Kali Bowden | Staff Photographer

In President Donald Trump’s proposal — released by the White House’s Office of Management and Budget in March — the Environmental Protection Agency’s budget is cut 31 percent for the 2018 fiscal year.

Environmental science and restoration researchers at SUNY-ESF are bracing for impacts to research funding cuts, with President Donald Trump’s proposed Environmental Protection Agency’s budget reduction.

State University of New York College of Environmental Science and Forestry professors expressed concern in interviews that the budget would negatively affect their scientific research.

In Trump’s proposal — released by the White House’s Office of Management and Budget in March — the EPA’s budget is cut 31 percent for the 2018 fiscal year. The proposed cut would ensure nearly 3,200 EPA employees are fired, 20 percent of the agency’s workforce, according to The Washington Post.

SUNY-ESF researchers also expressed concern in interviews that Scott Pruitt will now be running the EPA.

Pruitt, one of Trump’s controversial cabinet picks, has in the past worked to file lawsuits against the agency he is now running on the behalf of coal, oil and gas companies, according to The New York Times. Pruitt was confirmed as the EPA’s new head by the Senate in February, 52-46, after fierce resistance from Senate Democrats who opposed the former Oklahoma attorney general because of his close ties with the fossil fuel industry, among other things.

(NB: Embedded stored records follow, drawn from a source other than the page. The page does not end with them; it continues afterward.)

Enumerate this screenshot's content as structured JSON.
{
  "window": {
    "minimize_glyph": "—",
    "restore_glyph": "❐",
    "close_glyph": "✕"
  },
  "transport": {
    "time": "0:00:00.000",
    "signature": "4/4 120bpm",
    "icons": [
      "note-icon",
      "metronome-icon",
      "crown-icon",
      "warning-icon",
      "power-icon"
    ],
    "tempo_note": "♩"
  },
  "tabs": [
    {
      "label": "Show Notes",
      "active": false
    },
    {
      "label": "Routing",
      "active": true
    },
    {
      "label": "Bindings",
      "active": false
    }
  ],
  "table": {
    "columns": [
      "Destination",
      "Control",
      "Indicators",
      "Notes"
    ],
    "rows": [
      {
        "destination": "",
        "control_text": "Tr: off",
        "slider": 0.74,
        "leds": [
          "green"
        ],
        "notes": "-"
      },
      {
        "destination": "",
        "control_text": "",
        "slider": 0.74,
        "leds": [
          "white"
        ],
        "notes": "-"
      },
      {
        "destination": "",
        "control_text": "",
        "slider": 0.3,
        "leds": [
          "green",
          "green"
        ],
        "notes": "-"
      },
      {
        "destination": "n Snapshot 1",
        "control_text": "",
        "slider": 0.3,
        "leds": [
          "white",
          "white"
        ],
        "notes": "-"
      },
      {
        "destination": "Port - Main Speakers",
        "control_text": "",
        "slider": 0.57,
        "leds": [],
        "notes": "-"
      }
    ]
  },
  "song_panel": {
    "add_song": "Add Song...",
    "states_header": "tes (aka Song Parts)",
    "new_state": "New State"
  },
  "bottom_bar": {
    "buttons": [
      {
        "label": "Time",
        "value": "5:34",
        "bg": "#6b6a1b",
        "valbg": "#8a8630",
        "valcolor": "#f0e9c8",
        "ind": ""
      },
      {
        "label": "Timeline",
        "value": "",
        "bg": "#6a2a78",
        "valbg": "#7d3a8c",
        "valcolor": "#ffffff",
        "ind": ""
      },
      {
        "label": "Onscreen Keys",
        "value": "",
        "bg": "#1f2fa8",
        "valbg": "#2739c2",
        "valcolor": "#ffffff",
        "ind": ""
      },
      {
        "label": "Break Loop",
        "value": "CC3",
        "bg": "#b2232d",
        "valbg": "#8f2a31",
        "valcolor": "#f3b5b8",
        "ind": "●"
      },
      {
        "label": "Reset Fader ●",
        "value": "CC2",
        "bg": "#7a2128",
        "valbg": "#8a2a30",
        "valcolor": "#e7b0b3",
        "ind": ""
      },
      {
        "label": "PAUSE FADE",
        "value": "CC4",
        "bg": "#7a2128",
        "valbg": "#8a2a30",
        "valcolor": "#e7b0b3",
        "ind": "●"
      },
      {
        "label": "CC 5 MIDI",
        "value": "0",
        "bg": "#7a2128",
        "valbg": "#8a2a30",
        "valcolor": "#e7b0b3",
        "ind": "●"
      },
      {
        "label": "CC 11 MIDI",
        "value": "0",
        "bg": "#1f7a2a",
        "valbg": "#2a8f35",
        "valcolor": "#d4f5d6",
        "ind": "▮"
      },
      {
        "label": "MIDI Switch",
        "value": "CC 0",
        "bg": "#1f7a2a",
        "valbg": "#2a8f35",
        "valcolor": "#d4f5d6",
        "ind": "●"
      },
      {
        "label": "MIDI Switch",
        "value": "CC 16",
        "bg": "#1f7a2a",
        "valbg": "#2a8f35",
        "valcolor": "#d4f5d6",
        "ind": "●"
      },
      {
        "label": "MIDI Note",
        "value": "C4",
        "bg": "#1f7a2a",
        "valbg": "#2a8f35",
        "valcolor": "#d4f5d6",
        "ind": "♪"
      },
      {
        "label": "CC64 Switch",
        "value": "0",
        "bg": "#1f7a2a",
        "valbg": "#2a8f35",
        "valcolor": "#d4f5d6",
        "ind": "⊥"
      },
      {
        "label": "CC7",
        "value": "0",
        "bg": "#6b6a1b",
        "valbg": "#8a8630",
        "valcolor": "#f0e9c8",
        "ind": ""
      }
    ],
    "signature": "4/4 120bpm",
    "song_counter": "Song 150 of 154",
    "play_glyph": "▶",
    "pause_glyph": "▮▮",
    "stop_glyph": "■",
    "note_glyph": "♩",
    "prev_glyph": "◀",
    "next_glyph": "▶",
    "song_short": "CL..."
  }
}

Colin Beier, an associate professor of ecology at SUNY-ESF, said he was anxious about the direction the federal government was taking regarding environmental funding.

“We’re going to be disproportionately affected by these cuts,” Beier said. “It’s already difficult enough to get funding for this kind of work.”

Beier is studying the effects of acid rain in New York state’s Adirondack Forest Preserve.

The majority of SUNY-ESF’s research funding comes from large federal agencies and programs such as the EPA, the National Science Foundation and the United States Department of Agriculture, among others, Beier said. Under Trump’s proposed budget, the Department of Agriculture would face a 21 percent budget cut. The budget would also decrease the EPA’s Office of Research and Development’s funding by $233 million.

One large EPA grant researchers at SUNY-ESF recently received was awarded last year, when a joint team of faculty from SUNY-ESF and Syracuse University won $91,000 to research the cultural and ecological significance of Onondaga Lake, according to an SU News release.

Gregory Boyer, a professor of chemistry at SUNY-ESF, described Trump’s proposed cuts to the EPA as “draconian.”

The chemistry professor is also the director of the Great Lakes Research Consortium, a network of 18 New York colleges and nine Canadian affiliates looking at “all aspects” of the Great Lakes science, policy and ecology. Boyer said he expects to lose significant amounts of funding from EPA grants for future Great Lakes research, due to the proposed budget cuts.

“It’s grown into a huge economic powerhouse for North America,” he said, referencing the Great Lakes, adding that if money into research and restoration decreases for the region, so would economic progress.

Judith Enck, former director for the EPA’s Region 2 — which comprises New York state, New Jersey, Puerto Rico and the U.S. Virgin Islands, among other locations — during former President Barack Obama’s administration, said she worries about the agency she left behind at the beginning of this year. Enck is now a visiting scholar at the Haub School of Law at Pace University.

She also stressed that college students pursuing environmental science careers should remain optimistic about the future. According to analysis from The New York Times, Congress will likely block the full extent of cuts Trump would like to see for the EPA in 2018.

“This is our moment to flex our civic muscles,” Enck said.